The written submission was made by PEN International, Canadian Journalists for Free Expression, Center for Inquiry, Committee to Protect Journalists, Dansk PEN, English PEN, European Humanist Federation, Finnish PEN, Freemuse, Icelandic PEN, Index on Censorship, International Humanist and Ethical Union, International Publishers Association, Norsk PEN, PEN America, PEN Bangladesh, PEN Melbourne, Reporters Without Borders and PEN Sweden.
URGENT STEPS NEEDED
The international organisations said the recent years have seen a serious decline in respect for freedom of expression and the associated rights of freedom of association, assembly and of religion or belief in Bangladesh, a member of the UNHRC.
Deeply entrenched and widening political differences between the ruling Awami League, the opposition BNP and their allies were contributing to a government crackdown on freedom of expression, with Bangladesh's vibrant civil society also under attack, the statement read.
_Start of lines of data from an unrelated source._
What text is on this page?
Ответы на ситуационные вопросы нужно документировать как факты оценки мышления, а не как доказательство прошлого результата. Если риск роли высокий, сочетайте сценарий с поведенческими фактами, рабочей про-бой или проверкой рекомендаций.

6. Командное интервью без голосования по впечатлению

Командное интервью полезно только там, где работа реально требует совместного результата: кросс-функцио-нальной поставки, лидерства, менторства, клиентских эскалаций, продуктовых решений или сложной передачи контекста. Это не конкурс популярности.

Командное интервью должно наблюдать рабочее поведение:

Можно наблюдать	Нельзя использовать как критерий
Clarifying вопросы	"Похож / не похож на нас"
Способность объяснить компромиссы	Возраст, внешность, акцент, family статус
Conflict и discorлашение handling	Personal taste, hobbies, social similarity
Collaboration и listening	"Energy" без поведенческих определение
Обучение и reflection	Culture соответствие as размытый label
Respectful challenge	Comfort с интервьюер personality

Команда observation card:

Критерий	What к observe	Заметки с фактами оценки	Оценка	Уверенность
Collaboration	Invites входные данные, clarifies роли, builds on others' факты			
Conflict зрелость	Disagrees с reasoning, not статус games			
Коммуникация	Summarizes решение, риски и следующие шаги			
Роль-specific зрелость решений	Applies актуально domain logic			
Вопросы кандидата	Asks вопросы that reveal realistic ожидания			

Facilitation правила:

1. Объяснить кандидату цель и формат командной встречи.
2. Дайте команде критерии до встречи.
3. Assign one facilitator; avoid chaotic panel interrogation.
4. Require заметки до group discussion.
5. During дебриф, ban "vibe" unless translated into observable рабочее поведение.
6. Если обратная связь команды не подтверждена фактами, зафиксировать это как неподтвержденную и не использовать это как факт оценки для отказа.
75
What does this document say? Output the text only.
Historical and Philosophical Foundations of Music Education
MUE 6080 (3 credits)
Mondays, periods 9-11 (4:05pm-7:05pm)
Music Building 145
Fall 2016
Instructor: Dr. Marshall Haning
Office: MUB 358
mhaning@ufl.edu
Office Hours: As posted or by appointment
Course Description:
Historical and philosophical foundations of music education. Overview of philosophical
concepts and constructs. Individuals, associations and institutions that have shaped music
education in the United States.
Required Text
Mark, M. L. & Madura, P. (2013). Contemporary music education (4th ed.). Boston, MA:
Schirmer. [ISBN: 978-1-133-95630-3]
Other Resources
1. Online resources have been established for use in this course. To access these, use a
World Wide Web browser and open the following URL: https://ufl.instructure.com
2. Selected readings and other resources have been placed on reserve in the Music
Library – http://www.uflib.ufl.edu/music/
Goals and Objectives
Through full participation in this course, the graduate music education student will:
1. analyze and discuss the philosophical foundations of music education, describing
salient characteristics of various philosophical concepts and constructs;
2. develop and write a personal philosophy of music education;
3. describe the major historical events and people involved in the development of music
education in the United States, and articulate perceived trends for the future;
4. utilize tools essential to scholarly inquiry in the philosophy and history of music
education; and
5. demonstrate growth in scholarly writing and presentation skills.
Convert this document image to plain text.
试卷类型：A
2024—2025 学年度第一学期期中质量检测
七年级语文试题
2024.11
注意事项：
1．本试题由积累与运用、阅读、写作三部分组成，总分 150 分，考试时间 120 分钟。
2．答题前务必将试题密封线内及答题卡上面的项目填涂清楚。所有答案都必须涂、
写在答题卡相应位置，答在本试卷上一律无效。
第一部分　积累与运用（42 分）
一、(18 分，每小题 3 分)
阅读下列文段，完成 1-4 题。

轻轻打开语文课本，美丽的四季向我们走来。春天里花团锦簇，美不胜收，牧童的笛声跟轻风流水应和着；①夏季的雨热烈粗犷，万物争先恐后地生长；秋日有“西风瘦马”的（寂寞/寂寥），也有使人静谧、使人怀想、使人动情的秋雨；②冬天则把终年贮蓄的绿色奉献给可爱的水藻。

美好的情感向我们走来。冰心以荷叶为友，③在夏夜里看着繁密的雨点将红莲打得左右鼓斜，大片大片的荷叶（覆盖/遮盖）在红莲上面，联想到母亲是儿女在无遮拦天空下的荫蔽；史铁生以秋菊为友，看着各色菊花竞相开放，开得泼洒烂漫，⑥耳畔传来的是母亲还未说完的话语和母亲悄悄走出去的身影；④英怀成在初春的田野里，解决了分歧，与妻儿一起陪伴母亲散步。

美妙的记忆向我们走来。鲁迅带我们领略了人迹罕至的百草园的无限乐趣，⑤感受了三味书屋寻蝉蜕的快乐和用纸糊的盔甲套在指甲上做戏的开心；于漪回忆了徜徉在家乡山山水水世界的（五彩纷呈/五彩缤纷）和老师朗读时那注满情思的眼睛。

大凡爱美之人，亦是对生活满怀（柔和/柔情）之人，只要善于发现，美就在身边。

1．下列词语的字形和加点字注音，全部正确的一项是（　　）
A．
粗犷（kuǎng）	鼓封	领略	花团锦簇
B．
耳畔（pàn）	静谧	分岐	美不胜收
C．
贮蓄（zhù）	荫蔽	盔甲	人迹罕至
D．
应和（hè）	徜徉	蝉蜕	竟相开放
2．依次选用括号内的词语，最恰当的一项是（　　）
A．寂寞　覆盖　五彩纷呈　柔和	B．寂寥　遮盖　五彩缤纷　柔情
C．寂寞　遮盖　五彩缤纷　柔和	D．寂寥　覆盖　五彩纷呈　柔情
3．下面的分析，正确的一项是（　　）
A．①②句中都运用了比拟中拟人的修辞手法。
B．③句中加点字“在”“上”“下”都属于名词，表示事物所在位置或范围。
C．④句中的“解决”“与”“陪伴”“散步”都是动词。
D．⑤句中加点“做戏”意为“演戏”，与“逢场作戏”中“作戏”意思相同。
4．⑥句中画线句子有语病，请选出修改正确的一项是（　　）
It said legislative changes, poor law enforcement, lack of governmental support for the principle of freedom of expression, attempts to undermine independent media and a justice system “ill-equipped” to provide recourse to victims of rights violations have all contributed to the silencing of dissenting voices, through murder, imprisonment, self-censorship or exile.
Urgent and concrete steps were needed to reverse this trend and to ensure a climate where political, religious and other views may be debated and discussed in safety and where civil society is respected and enabled to fulfill its vital function of holding government to account, the organisations observed.
On attacks on bloggers, publishers, academics, civil society activists and religious figures, they said since bloggers-led protests demanding capital punishment for war crimes committed during Bangladesh's Liberation War and calling for ban on religious politics broke out in 2013, radical Islamist groups have claimed the killings of seven bloggers and freethinkers and their publishers, six of them since February last year.
The attacks widened to include civil society actors, academics and religious figures with diverse views.
The statement said while condemning these attacks, the Bangladesh authorities repeatedly made statements and took actions implying that the responsibility for avoiding such attacks lies with the victims.
'PROBE ALL MURDERS'
In the wake of worsening spiral of violence, the signatories to the joint statement urged the UNHRC to press the Bangladesh government to thoroughly investigate the murder of bloggers, publishers, academics, civil society activists and religious minority figures.
They wanted an end to the culture of impunity for human rights abuses, whether committed by state or non-state actors and the police ensure adequate protection for all dissenting and minority voices, however controversial, particularly those who have been publicly targeted for attack.
The signatories called upon Bangladesh to unequivocally uphold people's right to freely express views, in accordance with the constitution, including of those who disagree with or question the government.
They also urged Bangladesh to release immediately and unconditionally anyone held solely for peacefully exercising their right to freedom of expression, including anyone imprisoned for expressing views about religion.